There is not one house for sale in Gagebrook, only one listing in Clarendon Vale, and a home that is double Bridgewater’s median price.
Meanwhile, MCG analysis shows a 20 per cent deposit for Hobart’s average home is now worth 93 weeks of the typical family’s wage.
This figure has more than doubled compared to just 40 weeks in 1975. It’s also risen by 35 weeks in the past 10 years.
A deposit in 1975 was $5170, now it is $133,000.
Mike Mortlock.
MCG Quantity Surveyors director Mike Mortlock said high home prices relative to incomes meant 20 per cent deposits became unrealistic for many new buyers years ago.
The difference was that today, even saving up a much lower deposit was becoming a challenge at current prices, he said.
“Even putting together a 5 per cent deposit in some areas is getting difficult. It can still be a lot of money and take an average earner years to save,” Mr Mortlock said.
REIT president Russell Yaxley said saving for a deposit takes dedication and commitment.
He said it was the first big step for first-home buyers.
“Federal and state governments see this and are helping in a number of ways, from lower deposits, shared equity and stamp duty exemptions,” he said.
“Even with government assistance, it does require commitment and dedication to save and may take years.”
Real Estate Institute of Tasmania president Russell Yaxley.
If a house is too expensive, a unit could be a more affordable option, Mr Yaxley said.
“Units are an excellent opportunity, demand is rising for more efficient, lower-maintenance homes, and it’s a perfect entry point to the market,” he said.
Mr Mortlock noted that home prices are going up much faster than wages.
“And until we build more housing, we’re going to be talking about the same thing in a few years. Only the problem will be even worse,” he said.
No.34 Spinifex Rd, Risdon Vale is listed with Fall Real Estate at $489,000-plus. Picture: realestate.com.au
No.12 Plymouth Rd, Gagebrook was sold by Harcourts Signature for $357,000. Picture: Supplied
Mr Mortlock said first-home buyer incentives, such as the federal shared equity scheme and other state-based programs, were a good development “in theory” but in practice would likely exacerbate the deposit burden by lifting prices.
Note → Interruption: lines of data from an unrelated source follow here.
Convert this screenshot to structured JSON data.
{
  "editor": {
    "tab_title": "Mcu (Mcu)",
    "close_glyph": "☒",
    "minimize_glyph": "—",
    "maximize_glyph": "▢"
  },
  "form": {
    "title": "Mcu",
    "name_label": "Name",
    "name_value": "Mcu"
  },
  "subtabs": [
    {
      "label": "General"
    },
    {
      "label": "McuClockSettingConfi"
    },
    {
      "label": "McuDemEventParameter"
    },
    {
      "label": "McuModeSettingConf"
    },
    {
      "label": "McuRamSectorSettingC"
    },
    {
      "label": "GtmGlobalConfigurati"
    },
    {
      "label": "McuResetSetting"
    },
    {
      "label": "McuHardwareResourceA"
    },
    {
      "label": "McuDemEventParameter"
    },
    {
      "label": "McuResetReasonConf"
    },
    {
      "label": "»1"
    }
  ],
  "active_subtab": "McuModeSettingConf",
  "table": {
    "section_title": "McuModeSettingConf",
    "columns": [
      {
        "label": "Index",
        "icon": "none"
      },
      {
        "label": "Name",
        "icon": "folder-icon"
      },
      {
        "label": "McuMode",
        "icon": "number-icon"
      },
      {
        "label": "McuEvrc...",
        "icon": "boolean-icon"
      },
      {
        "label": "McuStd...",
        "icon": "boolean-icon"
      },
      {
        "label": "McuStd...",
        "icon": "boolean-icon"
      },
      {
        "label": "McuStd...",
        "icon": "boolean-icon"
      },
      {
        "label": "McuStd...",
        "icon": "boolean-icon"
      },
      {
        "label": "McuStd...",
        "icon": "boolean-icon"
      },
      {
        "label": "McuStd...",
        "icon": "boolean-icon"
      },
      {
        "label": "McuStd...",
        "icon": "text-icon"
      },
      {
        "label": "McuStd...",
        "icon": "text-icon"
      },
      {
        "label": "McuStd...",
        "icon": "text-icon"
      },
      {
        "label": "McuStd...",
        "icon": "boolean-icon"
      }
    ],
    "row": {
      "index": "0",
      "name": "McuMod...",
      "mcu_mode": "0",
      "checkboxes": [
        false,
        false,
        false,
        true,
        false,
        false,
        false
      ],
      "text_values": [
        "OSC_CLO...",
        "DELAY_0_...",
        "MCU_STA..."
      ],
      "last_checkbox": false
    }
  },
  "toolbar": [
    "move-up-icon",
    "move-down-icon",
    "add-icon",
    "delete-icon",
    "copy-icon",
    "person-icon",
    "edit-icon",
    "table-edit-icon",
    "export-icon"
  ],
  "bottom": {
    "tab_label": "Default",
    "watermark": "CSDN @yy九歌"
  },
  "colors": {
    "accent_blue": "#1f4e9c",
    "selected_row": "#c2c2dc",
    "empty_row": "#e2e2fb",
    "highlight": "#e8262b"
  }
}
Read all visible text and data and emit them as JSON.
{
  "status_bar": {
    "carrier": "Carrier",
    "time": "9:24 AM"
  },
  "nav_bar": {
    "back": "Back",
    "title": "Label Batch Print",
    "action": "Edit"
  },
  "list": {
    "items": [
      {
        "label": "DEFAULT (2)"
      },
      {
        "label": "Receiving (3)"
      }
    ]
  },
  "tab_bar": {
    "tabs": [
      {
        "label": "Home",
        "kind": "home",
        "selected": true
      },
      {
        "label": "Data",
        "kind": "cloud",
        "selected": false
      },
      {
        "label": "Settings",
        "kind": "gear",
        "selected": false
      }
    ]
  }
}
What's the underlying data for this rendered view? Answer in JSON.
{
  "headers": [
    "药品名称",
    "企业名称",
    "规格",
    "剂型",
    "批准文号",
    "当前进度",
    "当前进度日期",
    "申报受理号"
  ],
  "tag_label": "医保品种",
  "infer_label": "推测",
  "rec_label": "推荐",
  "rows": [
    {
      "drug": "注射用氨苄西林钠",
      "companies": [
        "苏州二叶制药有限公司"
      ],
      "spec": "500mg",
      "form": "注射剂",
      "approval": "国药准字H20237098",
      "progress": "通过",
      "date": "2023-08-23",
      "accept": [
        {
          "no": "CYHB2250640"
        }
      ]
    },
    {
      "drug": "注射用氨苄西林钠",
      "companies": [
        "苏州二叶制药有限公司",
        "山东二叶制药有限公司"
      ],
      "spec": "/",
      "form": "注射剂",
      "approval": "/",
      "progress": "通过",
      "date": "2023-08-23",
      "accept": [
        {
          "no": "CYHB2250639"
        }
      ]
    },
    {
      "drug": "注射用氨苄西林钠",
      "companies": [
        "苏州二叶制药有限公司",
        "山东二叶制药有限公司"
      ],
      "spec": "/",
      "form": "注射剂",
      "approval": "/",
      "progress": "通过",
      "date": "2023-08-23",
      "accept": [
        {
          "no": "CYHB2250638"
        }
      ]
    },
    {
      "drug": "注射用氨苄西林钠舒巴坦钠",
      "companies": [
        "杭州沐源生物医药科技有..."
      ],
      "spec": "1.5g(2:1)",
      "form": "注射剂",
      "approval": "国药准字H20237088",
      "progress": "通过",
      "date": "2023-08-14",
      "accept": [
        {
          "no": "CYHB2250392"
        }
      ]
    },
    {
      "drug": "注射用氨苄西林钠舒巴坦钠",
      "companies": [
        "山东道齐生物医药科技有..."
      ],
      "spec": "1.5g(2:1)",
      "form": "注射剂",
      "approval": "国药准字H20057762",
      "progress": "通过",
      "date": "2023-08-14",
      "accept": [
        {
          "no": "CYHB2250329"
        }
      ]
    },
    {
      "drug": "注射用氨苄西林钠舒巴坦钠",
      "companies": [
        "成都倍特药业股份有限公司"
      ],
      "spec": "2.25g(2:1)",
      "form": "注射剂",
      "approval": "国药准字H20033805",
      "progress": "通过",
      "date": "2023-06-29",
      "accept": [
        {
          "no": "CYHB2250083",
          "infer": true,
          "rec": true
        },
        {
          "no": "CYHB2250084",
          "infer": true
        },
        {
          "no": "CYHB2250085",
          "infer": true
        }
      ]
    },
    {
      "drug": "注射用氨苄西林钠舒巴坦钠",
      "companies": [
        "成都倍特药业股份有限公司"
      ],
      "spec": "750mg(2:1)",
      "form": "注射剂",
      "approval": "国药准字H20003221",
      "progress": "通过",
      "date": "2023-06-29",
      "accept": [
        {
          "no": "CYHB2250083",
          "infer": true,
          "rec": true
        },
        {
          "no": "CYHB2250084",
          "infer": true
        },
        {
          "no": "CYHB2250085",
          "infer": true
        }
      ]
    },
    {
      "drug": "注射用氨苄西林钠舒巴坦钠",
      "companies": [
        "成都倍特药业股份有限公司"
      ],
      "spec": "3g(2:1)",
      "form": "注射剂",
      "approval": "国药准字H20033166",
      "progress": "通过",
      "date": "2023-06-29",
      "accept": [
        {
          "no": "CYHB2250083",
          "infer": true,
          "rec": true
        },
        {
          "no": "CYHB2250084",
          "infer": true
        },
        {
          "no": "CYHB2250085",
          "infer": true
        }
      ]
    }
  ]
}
“First-home buyer schemes often increase prices by encouraging buyers to spend more. They do not address the root of the problem, which is that we are not building enough,” he said.
Research by comparison website Finder shows an increase in young homebuyers purchasing with help from family.
It found, this year, almost 17 per cent of FHB relied on financial help from their parents, up from 11 per cent in 2022.
Finder personal finance expert Sarah Megginson.
Personal finance expert, Sarah Megginson, described the “bank of mum and dad” as one of the biggest unofficial lenders in the country.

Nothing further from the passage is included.